Question

For the circuit shown in the Figure, the current through the inductor is 0.9 A while the current through the condenser is 0.4 A

A. Current drawn from generator $I=1.13A$
B. $\omega =\dfrac{1}{(1.5LC)}$
C. $I=0.5A$
D. $I=0.6A$

Answer 1

Hint:We are given an LCR circuit that consists of a resistor, capacitor and an inductor. The point to be noted here is that the current that passes through the inductor as well as the capacitor always maintains a phase difference of 180 degree.
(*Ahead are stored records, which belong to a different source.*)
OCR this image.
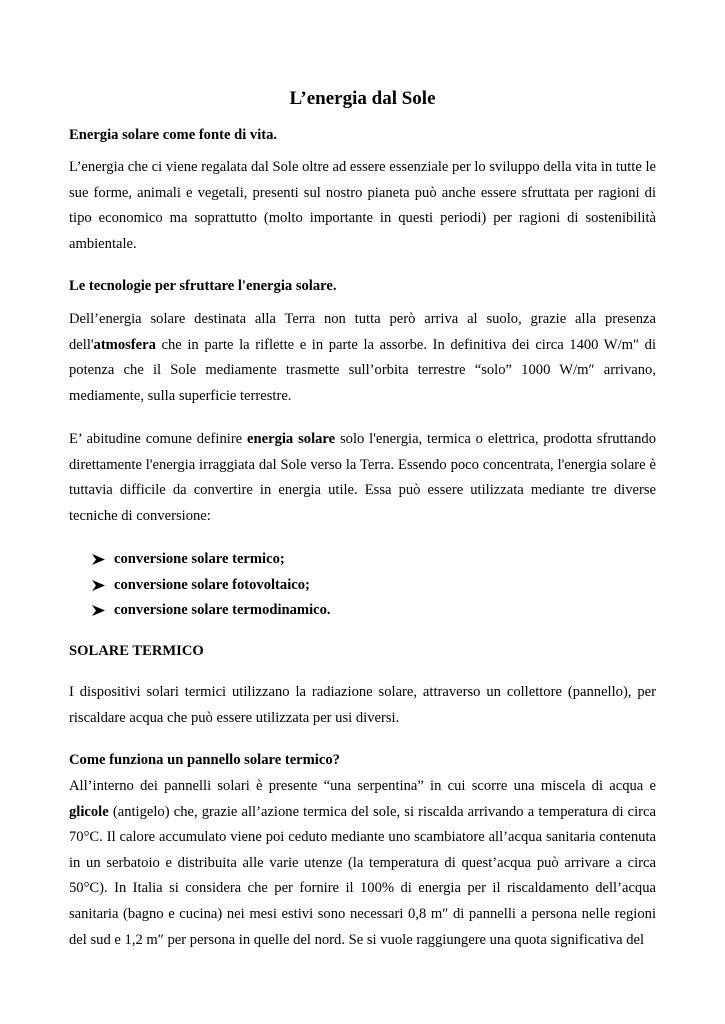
L’energia dal Sole
Energia solare come fonte di vita.
L’energia che ci viene regalata dal Sole oltre ad essere essenziale per lo sviluppo della vita in tutte le sue forme, animali e vegetali, presenti sul nostro pianeta può anche essere sfruttata per ragioni di tipo economico ma soprattutto (molto importante in questi periodi) per ragioni di sostenibilità ambientale.
Le tecnologie per sfruttare l'energia solare.
Dell’energia solare destinata alla Terra non tutta però arriva al suolo, grazie alla presenza dell'atmosfera che in parte la riflette e in parte la assorbe. In definitiva dei circa 1400 W/m″ di potenza che il Sole mediamente trasmette sull’orbita terrestre “solo” 1000 W/m″ arrivano, mediamente, sulla superficie terrestre.
E’ abitudine comune definire energia solare solo l'energia, termica o elettrica, prodotta sfruttando direttamente l'energia irraggiata dal Sole verso la Terra. Essendo poco concentrata, l'energia solare è tuttavia difficile da convertire in energia utile. Essa può essere utilizzata mediante tre diverse tecniche di conversione:
conversione solare termico;
conversione solare fotovoltaico;
conversione solare termodinamico.
SOLARE TERMICO
I dispositivi solari termici utilizzano la radiazione solare, attraverso un collettore (pannello), per riscaldare acqua che può essere utilizzata per usi diversi.
Come funziona un pannello solare termico?
All’interno dei pannelli solari è presente “una serpentina” in cui scorre una miscela di acqua e glicole (antigelo) che, grazie all’azione termica del sole, si riscalda arrivando a temperatura di circa 70°C. Il calore accumulato viene poi ceduto mediante uno scambiatore all’acqua sanitaria contenuta in un serbatoio e distribuita alle varie utenze (la temperatura di quest’acqua può arrivare a circa 50°C). In Italia si considera che per fornire il 100% di energia per il riscaldamento dell’acqua sanitaria (bagno e cucina) nei mesi estivi sono necessari 0,8 m″ di pannelli a persona nelle regioni del sud e 1,2 m″ per persona in quelle del nord. Se si vuole raggiungere una quota significativa del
Substituting this property in the required formula, we can easily approach the solution to the given problem.

Complete answer:
In the question, we are given an LCR circuit where the inductor and the capacitor are connected in parallel and this circuit segment is connected in series to the resistor. It is also given that the current through the inductor is 0.9 A while the current through the condenser is 0.4 A.We know that the voltage across the circuit V can be found by the formula
$V={{V}_{0}}\sin \omega t$
From this, we can deduce that

The current through the capacitor is ${{I}_{c}}={{I}_{o}}\sin (\omega t-\dfrac{\pi }{2})$
And the current through the inductor is ${{I}_{L}}={{I}_{o}}\sin (\omega t+\dfrac{\pi }{2})$
This is so because the current values maintain a phase difference of 180 degrees.Hence, upon substituting values, the current from both the branches will be $0.9+(-0.4)=0.5A$

Thus we can conclude that option C is the correct answer.

Note:The nature of the circuit is dependent on the values of the inductive reactance and the capacitive reactance. When the inductive reactance exceeds, the circuit acts as an inductive circuit. If the capacitive resistance exceeds, it acts as a capacitive circuit. If both the values are zero, it acts as a resonant circuit.